WASHINGTON — President Donald Trump’s pardons for more than 1,500 criminal offenders could save the group more than $1 billion in fines and restitution payments they’d been sentenced to pay.

Democratic staff led by Rep. Jamie Raskin (D-Md.) on the House Judiciary Committee tallied up what the pardon recipients still owed the government and their victims. The biggest sums were owed by Trump campaign donors convicted of financial crimes.

“Not only has President Trump issued an unprecedented number of pardons in his second term, he has used his clemency powers to take an estimated $1.3 billion away from victims and survivors of crime, allowing perpetrators to keep profiting from their crimes – a sharp break with established practice,” the Democrats wrote in a memo Tuesday.

The shocking $1 billion figure was first reported last month by Liz Oyer, a former Justice Department pardon attorney fired by the Trump administration, in Oyer’s telling because she wouldn’t sign off on restoring gun rights for movie star Mel Gibson. The Democrats essentially confirmed Oyer’s calculation, showing their math in a five-page table.
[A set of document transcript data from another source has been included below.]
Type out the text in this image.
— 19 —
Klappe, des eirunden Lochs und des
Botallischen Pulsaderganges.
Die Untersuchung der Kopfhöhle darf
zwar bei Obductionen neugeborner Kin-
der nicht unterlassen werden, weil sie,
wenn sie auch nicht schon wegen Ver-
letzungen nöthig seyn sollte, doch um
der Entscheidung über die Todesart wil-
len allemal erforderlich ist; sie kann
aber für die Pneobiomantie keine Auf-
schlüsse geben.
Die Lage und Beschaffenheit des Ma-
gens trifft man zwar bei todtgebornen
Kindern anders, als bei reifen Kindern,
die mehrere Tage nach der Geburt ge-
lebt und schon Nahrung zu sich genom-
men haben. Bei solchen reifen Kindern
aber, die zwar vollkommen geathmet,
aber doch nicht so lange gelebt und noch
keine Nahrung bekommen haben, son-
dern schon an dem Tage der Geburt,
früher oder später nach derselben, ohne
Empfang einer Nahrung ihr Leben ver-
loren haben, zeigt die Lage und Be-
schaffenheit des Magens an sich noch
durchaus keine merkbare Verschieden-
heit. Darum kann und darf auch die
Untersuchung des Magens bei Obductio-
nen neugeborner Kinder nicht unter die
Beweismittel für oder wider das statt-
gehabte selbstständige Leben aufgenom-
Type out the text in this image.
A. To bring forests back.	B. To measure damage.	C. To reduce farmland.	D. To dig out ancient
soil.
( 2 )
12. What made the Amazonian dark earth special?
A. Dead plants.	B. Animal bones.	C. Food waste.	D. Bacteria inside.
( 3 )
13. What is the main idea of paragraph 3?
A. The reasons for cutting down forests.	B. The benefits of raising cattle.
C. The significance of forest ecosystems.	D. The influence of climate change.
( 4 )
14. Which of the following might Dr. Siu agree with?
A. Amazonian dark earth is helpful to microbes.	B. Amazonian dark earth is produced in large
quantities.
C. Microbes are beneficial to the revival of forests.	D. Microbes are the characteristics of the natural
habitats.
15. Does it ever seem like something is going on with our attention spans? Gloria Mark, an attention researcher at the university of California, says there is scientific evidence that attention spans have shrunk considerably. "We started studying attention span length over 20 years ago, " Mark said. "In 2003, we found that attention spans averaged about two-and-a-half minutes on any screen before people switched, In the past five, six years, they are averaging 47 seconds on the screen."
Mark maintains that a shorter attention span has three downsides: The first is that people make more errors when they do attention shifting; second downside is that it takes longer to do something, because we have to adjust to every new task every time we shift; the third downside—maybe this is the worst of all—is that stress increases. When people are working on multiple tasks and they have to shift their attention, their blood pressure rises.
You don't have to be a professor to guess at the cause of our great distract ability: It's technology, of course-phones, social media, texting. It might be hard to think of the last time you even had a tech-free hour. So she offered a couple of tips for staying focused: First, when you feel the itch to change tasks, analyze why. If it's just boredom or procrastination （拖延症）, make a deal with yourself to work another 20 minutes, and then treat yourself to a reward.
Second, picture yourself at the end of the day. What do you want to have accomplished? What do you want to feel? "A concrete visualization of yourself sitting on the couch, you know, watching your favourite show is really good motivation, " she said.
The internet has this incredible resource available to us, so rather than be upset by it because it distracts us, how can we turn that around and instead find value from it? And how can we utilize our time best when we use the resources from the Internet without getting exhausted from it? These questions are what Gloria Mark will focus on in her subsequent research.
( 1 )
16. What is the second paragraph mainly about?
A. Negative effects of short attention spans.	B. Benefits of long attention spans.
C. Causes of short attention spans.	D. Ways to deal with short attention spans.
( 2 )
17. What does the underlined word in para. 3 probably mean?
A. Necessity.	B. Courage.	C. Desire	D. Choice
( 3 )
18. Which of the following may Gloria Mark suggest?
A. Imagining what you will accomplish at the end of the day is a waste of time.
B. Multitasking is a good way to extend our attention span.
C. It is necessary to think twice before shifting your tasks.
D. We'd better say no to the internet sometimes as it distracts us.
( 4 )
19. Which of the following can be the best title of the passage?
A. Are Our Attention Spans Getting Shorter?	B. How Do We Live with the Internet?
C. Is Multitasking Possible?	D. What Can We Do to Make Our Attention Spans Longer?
On his first day back in office, Trump pardoned more than 1,500 of his supporters who’d been sentenced for crimes connected to the Jan. 6, 2021, attack on the Capitol, part of Trump’s own conspiracy to overturn his 2020 election loss to Joe Biden. Those offenders owed $3 million in restitution for their attacks on police.

Trump has since issued a series of pardons to white-collar criminals who also happen to be his political supporters and campaign donors.

The most valuable pardon is likely the one for Trevor Milton, who prosecutors said should pay nearly $676 million in restitution to investors in Milton’s sham electric truck company. Milton had been sentenced in 2023 to four years in prison; a judge hadn’t signed off on the restitution amount at the time of Trump’s pardon in March, though restitution in such cases is usually based on the amount stolen.

Milton and his wife donated $1.8 million to Trump’s presidential campaign last year, and Milton was represented in his criminal case by an attorney who has also represented the Trump Organization, as well as Brad Bondi, the brother of U.S. Attorney General Pam Bondi. Trump claimed Milton had done nothing wrong.

Normally, people who ask the president for clemency are supposed to have paid restitution.

“The extent to which a petitioner has accepted responsibility for his or her criminal conduct and made restitution to its victims are important considerations,” the Justice Department’s standards manual says in its section on pardons. “A petitioner should be genuinely desirous of forgiveness rather than vindication.”

The expectation that pardon-seekers ask forgiveness and pay restitution is just another standard of governance Trump has thrown out the window.

“President Trump’s corrupt pardon spree is a massive, undeserved giveaway to high-rolling fraudsters, crooked politicians, violent extremists, and fanatical and unrepentant cop beaters,” the Democrats wrote in their memo.